2010-11-27 | グローバル企業
2010年11月27日(土)

オラクルは、ドイツの業務用ソフトの大手SAPを相手取って、カルフォルニア州の裁判所に、その子会社がソフトを盗用したとして、16.5億ドルの損害賠償を求めて民事訴訟を起こしていたが、このほど13億ドルの支払いを命ずる判決を勝ち取った。

訴因は、SAPが2005年に1000万ドルで買収した子会社TomorrowNowが、違法にオラクルのソフトをダウンロードして自社ソフトに組み込んで販売していたともの。SAPは違法行為を認めつつも実害は4000万ドル以下として対抗しており、今回の賠償額に関しても過大であるとして反訴するとしている。

今回のソフトの盗用での損害賠償金である約1,000億円は、過去の類似ケースに比較しても巨額(a blockbuster)であるが、そのSAP社への経営上のインパクトについてFinancial Timesの株式論評欄The LEX columnが解説している。

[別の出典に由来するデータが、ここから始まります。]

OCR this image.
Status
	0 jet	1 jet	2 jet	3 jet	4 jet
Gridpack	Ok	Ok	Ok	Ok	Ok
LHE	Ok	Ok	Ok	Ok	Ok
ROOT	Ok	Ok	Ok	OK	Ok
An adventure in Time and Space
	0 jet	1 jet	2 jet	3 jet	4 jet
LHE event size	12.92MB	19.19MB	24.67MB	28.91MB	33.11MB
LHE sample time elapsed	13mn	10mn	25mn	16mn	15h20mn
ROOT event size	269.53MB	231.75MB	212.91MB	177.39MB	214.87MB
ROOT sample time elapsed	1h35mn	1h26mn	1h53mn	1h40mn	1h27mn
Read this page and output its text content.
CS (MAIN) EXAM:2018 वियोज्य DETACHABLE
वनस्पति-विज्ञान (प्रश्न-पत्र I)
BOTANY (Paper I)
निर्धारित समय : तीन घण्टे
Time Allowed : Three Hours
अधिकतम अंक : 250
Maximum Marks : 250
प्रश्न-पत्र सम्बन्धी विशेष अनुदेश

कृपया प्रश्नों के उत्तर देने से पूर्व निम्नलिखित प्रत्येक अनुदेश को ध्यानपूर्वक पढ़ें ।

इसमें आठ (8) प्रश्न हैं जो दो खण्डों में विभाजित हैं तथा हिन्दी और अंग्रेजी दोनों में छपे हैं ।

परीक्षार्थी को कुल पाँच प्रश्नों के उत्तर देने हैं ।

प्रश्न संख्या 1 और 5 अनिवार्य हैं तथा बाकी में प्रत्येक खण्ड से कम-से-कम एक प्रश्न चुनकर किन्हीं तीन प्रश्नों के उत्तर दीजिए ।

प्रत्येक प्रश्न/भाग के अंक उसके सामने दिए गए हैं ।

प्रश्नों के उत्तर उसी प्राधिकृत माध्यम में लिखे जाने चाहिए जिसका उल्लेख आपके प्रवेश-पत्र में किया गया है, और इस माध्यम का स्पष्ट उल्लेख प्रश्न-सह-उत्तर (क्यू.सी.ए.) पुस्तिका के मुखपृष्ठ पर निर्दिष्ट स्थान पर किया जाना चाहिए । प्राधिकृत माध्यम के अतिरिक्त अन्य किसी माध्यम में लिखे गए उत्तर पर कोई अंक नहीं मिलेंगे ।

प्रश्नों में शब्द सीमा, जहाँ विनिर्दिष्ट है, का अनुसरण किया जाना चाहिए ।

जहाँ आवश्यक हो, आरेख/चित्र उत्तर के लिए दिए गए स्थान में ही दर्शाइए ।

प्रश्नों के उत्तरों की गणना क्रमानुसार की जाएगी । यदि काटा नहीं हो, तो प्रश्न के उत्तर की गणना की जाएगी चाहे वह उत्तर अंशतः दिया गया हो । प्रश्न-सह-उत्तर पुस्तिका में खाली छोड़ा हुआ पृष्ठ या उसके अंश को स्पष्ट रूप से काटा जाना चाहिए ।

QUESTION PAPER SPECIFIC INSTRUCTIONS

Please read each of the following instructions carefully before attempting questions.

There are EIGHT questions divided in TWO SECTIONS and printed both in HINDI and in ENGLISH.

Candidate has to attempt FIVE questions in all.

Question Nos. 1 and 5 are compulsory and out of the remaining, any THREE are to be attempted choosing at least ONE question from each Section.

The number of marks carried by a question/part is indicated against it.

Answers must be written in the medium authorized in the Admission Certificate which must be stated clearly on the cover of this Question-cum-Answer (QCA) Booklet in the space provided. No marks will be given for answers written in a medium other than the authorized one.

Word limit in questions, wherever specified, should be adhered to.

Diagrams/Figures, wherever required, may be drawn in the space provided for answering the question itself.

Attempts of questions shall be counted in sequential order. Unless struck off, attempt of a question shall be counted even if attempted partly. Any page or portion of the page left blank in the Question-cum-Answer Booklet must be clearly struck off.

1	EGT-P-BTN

まずSAP社はこの判決に対して平静を保っている。そして投資家も、株価で1%下げたのみで過剰反応を起こしていない。これはその損害賠償額がSAPの株式の市場価値(SAP’s market capitalization)の2%にしか過ぎないこと、賠償金額も今後の上級裁判で減額が予想されること、ソフト業界では訴訟事は日常茶飯事(10 a penny)で、こうした賠償はいわば、税金のようなものだ(almost a cost of doing business)という認識があるからだと論評している。

とはいえ、1000億円が巨額であることに変わりがない。SAPの今年のフリーキャッシュフローは約2,600億円、来年は3,400億円くらいと予測されており、配当金を800億円支払っても、この賠償金支払いの余裕は十分ある。

しかし今年5月に行った、Sybaseの約5,000億円の大型買収で、現在バランスシートは債務超過の厳しい状況にあるので、今後の事業投資や、買収案件への取り組みは、慎重にならざるを得ない。

今年になって共同最高経営責任者に就任し、「保守的すぎるとの評判」(an old school reputation)のSAPに新風を吹き込み再活性化させると宣言したBill McDermottとJim Snabe両氏の出鼻をくじくものだとしている。